Close to half of the estimated 17 million people who would qualify for Medicaid under the law live in states with Republican governors (see theGrio’s look at the fight over the new Medicaid funds). If Scott and Texas’ Rick Perry alone refused to implement the new Medicaid rules, more than three million low-income Americans could be denied coverage. (The provision expanding Medicaid is supposed to go into full effect in 2014.)
But don’t expect this to actually happen. The governors will eventually accept the money. A few months before a presidential election, with conservative activists watching them closely, it’s easy and perhaps even politically-necessary for these Republicans to talk tough about refusing the Medicaid money. “Obamacare” is deeply unpopular among conservatives, so any Republican governor will face pressure to distance himself from the law in any way possible.
But can they make this move in reality? The Kaiser Family Foundation, as first reported by the Washington Post’s Ezra Klein, estimates that the federal government will send $20 billion dollars to cover the uninsured between 2014 and 2019 to the state of Florida alone. Florida, in that period, would spend only $1 billion. Texas would spend $2 billion and get $52 billion from the federal government for Medicaid coverage.

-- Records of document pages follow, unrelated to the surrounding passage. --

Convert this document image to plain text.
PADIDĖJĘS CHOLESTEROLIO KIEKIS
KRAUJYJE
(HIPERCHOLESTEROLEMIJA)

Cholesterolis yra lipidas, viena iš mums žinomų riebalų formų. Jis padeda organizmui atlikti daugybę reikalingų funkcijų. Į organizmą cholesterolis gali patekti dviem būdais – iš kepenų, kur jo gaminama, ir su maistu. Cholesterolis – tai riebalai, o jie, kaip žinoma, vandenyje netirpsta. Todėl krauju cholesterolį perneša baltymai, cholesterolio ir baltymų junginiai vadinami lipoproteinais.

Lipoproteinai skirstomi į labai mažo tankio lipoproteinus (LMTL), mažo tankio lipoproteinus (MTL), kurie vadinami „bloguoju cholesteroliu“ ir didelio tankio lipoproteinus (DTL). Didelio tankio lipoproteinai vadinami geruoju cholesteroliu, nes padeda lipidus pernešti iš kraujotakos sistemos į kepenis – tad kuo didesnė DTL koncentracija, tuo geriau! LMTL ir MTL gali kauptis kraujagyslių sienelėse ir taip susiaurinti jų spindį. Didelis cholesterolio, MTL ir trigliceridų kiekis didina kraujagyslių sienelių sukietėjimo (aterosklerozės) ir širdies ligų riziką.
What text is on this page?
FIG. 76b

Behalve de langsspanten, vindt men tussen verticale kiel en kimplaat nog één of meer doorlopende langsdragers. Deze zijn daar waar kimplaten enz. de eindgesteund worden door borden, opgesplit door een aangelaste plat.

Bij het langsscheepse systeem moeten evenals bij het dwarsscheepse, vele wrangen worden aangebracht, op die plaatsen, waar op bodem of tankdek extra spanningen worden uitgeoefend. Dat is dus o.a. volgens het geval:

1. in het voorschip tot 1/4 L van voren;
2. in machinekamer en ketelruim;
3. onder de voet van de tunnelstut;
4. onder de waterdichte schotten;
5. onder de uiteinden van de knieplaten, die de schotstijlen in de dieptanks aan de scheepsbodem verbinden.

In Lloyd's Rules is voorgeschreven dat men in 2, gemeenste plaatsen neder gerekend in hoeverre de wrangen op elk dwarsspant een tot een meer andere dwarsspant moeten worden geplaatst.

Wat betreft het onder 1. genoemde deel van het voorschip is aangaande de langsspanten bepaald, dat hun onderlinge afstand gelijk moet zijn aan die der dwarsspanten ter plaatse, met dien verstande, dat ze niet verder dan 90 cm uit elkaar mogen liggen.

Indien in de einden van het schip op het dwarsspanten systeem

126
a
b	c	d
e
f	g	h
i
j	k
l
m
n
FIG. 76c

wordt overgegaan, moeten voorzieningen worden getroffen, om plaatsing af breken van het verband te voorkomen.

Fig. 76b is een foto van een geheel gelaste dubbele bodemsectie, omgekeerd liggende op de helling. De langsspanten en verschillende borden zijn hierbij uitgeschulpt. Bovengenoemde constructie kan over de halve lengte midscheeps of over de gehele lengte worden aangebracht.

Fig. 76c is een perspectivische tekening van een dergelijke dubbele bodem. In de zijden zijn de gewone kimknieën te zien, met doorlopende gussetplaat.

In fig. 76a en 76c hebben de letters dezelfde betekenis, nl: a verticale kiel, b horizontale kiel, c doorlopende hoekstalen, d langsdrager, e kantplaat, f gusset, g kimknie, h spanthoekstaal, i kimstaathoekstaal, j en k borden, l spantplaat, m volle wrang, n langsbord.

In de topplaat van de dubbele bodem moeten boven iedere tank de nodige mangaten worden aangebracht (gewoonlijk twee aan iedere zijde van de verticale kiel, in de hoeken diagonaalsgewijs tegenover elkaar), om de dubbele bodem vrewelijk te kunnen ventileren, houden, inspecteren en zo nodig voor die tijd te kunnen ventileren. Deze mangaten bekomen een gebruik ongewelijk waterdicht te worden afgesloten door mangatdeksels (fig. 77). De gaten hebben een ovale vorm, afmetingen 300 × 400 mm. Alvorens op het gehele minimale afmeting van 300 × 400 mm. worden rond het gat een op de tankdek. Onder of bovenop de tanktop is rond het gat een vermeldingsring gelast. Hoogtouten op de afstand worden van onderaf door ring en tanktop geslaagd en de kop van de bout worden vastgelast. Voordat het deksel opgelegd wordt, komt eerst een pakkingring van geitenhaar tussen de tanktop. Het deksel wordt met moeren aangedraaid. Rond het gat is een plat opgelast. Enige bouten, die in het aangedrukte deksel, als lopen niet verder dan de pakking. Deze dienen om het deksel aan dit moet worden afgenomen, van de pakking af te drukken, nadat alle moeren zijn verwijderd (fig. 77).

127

Covering the uninsured is not just an ideological issue, splitting Democrats from Republicans. Hospitals and local governments spend millions each year paying for the coverage of people who don’t have health insurance. Key figures in the medical industry in these states, even if they lean more conservatively on other issues, are likely to push for the governors to accept the Medicaid funds. $20 billion in federal funds, compared to spending $1 billion a year, is a very hard deal to refuse.